Eventi e appuntamenti sono puntualmente pubblicizzati su pali della luce, insegne stradali e cassonetti dei rifiuti. Le mete della movida notturna sono i diversi locali afferenti ai lidi, o le caratteristiche masserie del territorio, decisamente più presentabili dei take away prima citati. Scandiscono l’estate mondana tarantina fra musica, ristorazione e mare. Passando dall’incantevole Baia del Pescatore, con un baretto sulla spiaggia che in origine era abusivo e poi fu condonato, si arriva alla zona pubblica più frequentata, quella che va dal Gabbiano fino a Lido Silvana, dove i parcheggi sono un miraggio, ma dove il turismo riprende i suoi connotati più consoni. Alberghi, lidi e qualche locale di qualità e (era ora!) un marciapiede su cui passeggiare fra un gelato e una bancarella. Fra Cohiba ed El Caribe compaiono locali con terrazza sul mare e la gente pare apprezzare. Tutto rose e fiori? Forse. Perché, sarà un’impressione, ma il confine della spiaggia privata ci sembra pian piano avanzare a danno della spiaggia pubblica e quest’ultima, che da qualche anno prevede un chioschietto con servizio privato di affitto ombrelloni, che è stata recente oggetto di attenzioni malavitose, con l’incendio della passerella che dava accesso alla spiaggia delle Canne, poi ripristinata.

A seguire Lo Scoglio e Lido Silvana, il cui nome fu attribuito in omaggio a Silvana Pampanini che avrebbe dovuto inaugurarla negli anni ’60, salvo poi non presentarsi all’appuntamento!
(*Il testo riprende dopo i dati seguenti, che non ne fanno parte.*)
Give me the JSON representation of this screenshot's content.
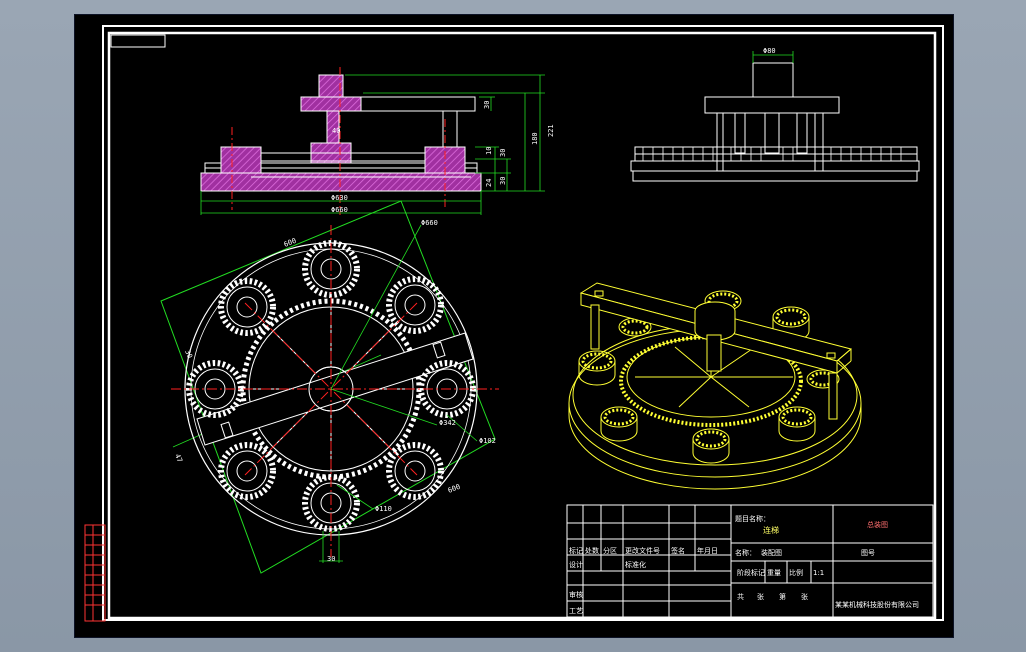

Mai ripresasi del tutto dall’incendio che ne distrusse pineta e centro commerciale dodici anni fa, paga ancora la mancanza di luoghi di aggregazione, a differenza di quanto avveniva prima della disgrazia. Resta una delle spiagge più belle e ampie della prima parte di litoranea insieme a Gandoli, con spazi pubblici, però, anche qui limitati all’essenziale, e anche meno. Proseguendo ancora, il litorale smette per un po’ di essere caratterizzato da conche intervallate da scogliere e diventa una distesa unica di sabbia dai colori abbaglianti. Jamaica, Blu Sun, Onda Blu, Bahia del Sol, Ultima Spiaggia, La Spiaggetta e le adiacenti spiagge pubbliche sono tutte facenti parte del Comune di Taranto (la cosiddetta isola amministrativa) e godono, come tutti i lidi della costa, di un mare incantevole e trasparente.
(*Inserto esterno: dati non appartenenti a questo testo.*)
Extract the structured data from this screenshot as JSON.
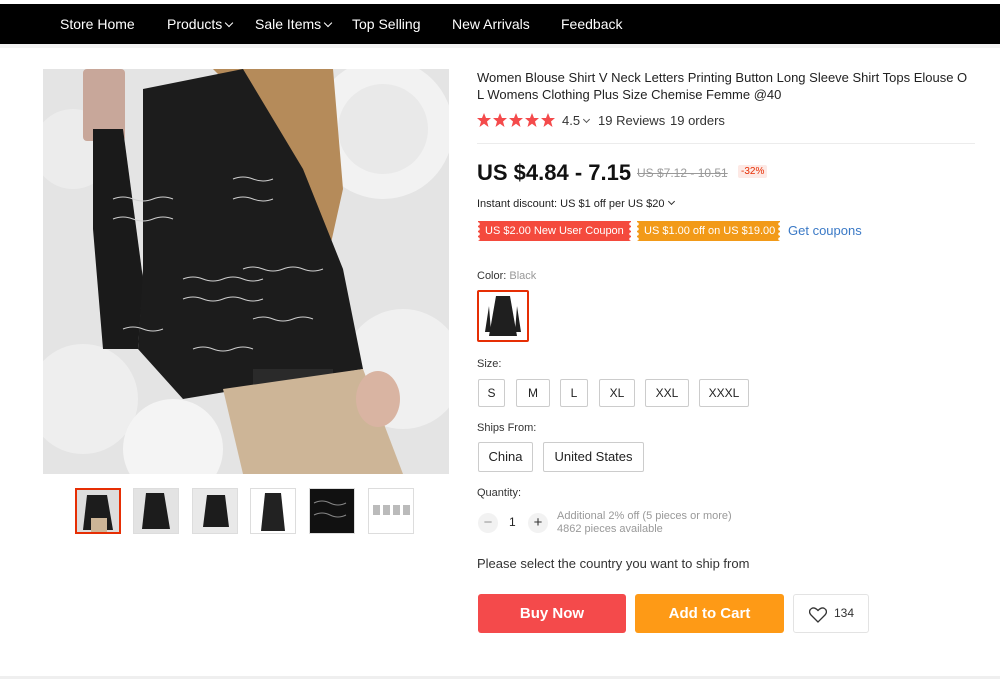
{
  "nav": {
    "items": [
      {
        "label": "Store Home",
        "dropdown": false
      },
      {
        "label": "Products",
        "dropdown": true
      },
      {
        "label": "Sale Items",
        "dropdown": true
      },
      {
        "label": "Top Selling",
        "dropdown": false
      },
      {
        "label": "New Arrivals",
        "dropdown": false
      },
      {
        "label": "Feedback",
        "dropdown": false
      }
    ]
  },
  "product": {
    "title": "Women Blouse Shirt V Neck Letters Printing Button Long Sleeve Shirt Tops Elouse O L Womens Clothing Plus Size Chemise Femme @40",
    "rating": "4.5",
    "reviews": "19 Reviews",
    "orders": "19 orders",
    "price": "US $4.84 - 7.15",
    "old_price": "US $7.12 - 10.51",
    "discount": "-32%",
    "instant_discount": "Instant discount: US $1 off per US $20",
    "coupons": {
      "new_user": "US $2.00 New User Coupon",
      "store": "US $1.00 off on US $19.00",
      "get_label": "Get coupons"
    },
    "color_label": "Color:",
    "color_value": "Black",
    "size_label": "Size:",
    "sizes": [
      "S",
      "M",
      "L",
      "XL",
      "XXL",
      "XXXL"
    ],
    "ships_label": "Ships From:",
    "ships_from": [
      "China",
      "United States"
    ],
    "quantity_label": "Quantity:",
    "quantity": "1",
    "qty_minus": "−",
    "qty_plus": "+",
    "qty_note_1": "Additional 2% off (5 pieces or more)",
    "qty_note_2": "4862 pieces available",
    "ship_message": "Please select the country you want to ship from",
    "buy_now": "Buy Now",
    "add_to_cart": "Add to Cart",
    "wishlist_count": "134"
  },
  "colors": {
    "accent_red": "#f44a4b",
    "accent_orange": "#fe9a16",
    "link_blue": "#3a79c6",
    "star": "#f44a4b"
  }
}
Il Comune di Taranto è però del tutto assente nella gestione di queste lingue di territorio lasciate al proprio destino, con una strada sempre più stretta fra la natura che vuole rimpossessarsene, case abusive fin quasi alla riva e parcheggi oltre ogni decenza. Nessuno sa che questi luoghi sono parte di Taranto e perciò non vengono consegnati neppure all’onore di una cartolina, pur avendone pieno titolo per la propria bellezza, intatta nonostante l’uomo. Lo scenario è quello incantevole delle dune di sabbia abbracciate dalla macchia mediterranea che, mentre la provincia di Lecce cerca di valorizzare spingendo per farne un museo naturale, dalle nostre parti sono odiate perché costituiscono impedimento alla sosta delle auto.

Ci pensano le “ditte” locali di parcheggio che, quasi con cadenza annuale, sbancano alcune di queste aree protette per creare zone di sosta a pagamento (e che pagamento!) con la compiacenza delle amministrazioni locali. Prima degli esclusivi lidi di Campomarino si inanellano spiagge pubbliche senza servizi e una passeggiata solo verso Torricella. Insomma la Taranto turistica è ricca di bellezze culturali e paesaggistiche di enorme valenza, ma al momento è paradiso per amanti del folklore e della libertà, intesa come ci ha ultimamente insegnato la politica: ognuno può fare quel che vuole senza curarsi degli altri e restando impunito… C’è anche tanto di buono ed è certamente sufficiente per iniziare a fare seriamente turismo, ma per farne una voce economica importante il da fare è tanto. Un’impresa necessaria e assolutamente possibile.